I would add, however, that it's also a mistake to treat the NRA as if it always spoke for all gun owners. A significant minority of gun owners refer to the NRA as "America's largest gun-control organization."

Remember other groups like Gun Owners of America and Jews for the Preservation of Firearms Ownership sometimes offer a different perspective.

In More Guns, Less Crime, 2nd Edition, John Lott devotes a chapter to "The Political and Academic Debate." He points out numerous and easily-disproved errors reported in major newspapers about his research. As one example, the Los Angeles Times incorrectly reported Lott's work was not peer-reviewed.

In Armed, Gary Kleck devotes a chapter to "Modes of News Media Distortion of Gun Issues." He concludes, "Some major news sources have covered the gun issue in a competent and balanced fashion... Nevertheless, while antigun bias is not universal among the major national news outlets, it is certainly widespread."

Certainly the media sometimes gets it right. 9News has held discussions with representatives of numerous groups, and for one such meeting 9News invited civil arms supporters. The Rocky Mountain News is more likely to report fairly where guns are concerned than is the Denver Post. Also, I wrote a review of a recent PBS documentary that handled the issue with basic fairness.

On June 9, Dave Kopel and Paul Blackman wrote a column for National Review Online reviewing the coverage of firearms issues in the New York Times.

The writers summarize, "[T]he Times's credibility when it comes to guns is about equal to that of the National Enquirer's reporting on celebrity romances: Some of it is true, a large part is false, and much of the rest is presented in a significantly misleading way."

Kopel and Blackman describe several specific problems.

* In an October 21, 2001 story, Fox Butterfield "shoehorned the news about the murder of a federal prosecutor into a story about gun policy, and that Butterfield used an anonymous quote to insinuate that Second Amendment activists were the prime suspects."

* On April 9, 1997, Butterfield falsely reported that Florida "has no restrictions on the purchase of handguns beyond the five-day waiting period" then in force.
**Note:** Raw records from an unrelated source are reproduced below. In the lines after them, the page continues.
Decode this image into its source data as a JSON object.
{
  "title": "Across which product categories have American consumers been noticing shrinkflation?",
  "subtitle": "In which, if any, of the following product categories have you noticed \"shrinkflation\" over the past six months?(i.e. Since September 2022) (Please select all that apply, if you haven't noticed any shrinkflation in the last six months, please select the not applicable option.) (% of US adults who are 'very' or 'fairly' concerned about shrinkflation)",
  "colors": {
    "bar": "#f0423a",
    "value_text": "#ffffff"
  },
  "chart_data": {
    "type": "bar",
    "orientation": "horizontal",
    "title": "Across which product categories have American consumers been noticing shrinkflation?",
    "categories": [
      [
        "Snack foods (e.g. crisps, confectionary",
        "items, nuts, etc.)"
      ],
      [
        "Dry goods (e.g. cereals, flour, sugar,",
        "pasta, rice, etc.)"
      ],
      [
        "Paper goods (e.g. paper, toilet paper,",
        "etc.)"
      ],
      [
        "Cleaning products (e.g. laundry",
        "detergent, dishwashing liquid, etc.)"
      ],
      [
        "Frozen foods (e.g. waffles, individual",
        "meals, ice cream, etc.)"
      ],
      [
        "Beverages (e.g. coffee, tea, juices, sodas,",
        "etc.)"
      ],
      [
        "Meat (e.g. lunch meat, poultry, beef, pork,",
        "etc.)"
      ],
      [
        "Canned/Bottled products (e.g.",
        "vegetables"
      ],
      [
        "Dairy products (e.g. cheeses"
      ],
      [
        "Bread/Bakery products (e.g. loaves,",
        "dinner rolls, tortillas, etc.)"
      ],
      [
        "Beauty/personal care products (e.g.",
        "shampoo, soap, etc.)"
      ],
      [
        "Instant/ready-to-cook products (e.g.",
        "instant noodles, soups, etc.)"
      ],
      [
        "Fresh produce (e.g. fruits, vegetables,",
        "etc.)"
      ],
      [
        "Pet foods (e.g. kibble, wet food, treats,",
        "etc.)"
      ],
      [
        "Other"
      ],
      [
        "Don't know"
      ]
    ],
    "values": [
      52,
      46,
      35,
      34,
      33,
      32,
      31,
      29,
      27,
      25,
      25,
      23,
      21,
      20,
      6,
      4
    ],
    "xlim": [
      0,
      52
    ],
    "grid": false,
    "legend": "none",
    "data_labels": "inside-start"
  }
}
In fact, other restrictions were in place, and "because Florida already had a functioning background-check system for handgun purchases, the Brady five-day waiting period never applied there."

* Kopel and Blackman describe an August 13 story by Butterfield as "a litany of false, misleading, or incomplete assertions about federal gun laws and federal gun prosecution." (The explanation for why this is so is rather lengthy.)

* "Thomas Friedman claimed (April 3, 1996) that Larry Pratt, the head of Gun Owners of America, has 'spoken at rallies held by white supremacist' leaders. This is absolutely false. Indeed, Pratt is so far from being a 'white supremacist' ally that he is married to a Panamanian and speaks Spanish at home."

* In May 1995, Thomas Friedman incorrectly stated "private militias" were involved in the Oklahoma City bombing.

* "Another Times columnist, Maureen Dowd, claimed that Dick Cheney, when he was a congressman from Wyoming, defended 'plastic guns that could slip through airport metal detectors.' Actually, there's never been an actual plastic gun, let alone a plastic gun which could slip through metal detectors."

I opened with the story of the murders at Appalachian Law School -- and how that attack was stopped. In The Bias Against Guns, John Lott reviews numerous other cases of media bias with respect to firearms.

Yes, in a utopian world in which we could magically disarm everybody, the murders at the law school might not have taken place in the first place.

But in the real world, disarmament laws are more likely to impact law-abiding citizens than criminals. Even if they didn't have guns, criminals usually have the advantage over disarmed victims, and criminals can also use other weapons.

In the real world, biased journalism encourages false perceptions about life's dangers, gun ownership, the defensive use of guns, and what means are effective in stopping criminal attacks.

Biased journalism does more than skew the political debate: it endangers people's lives.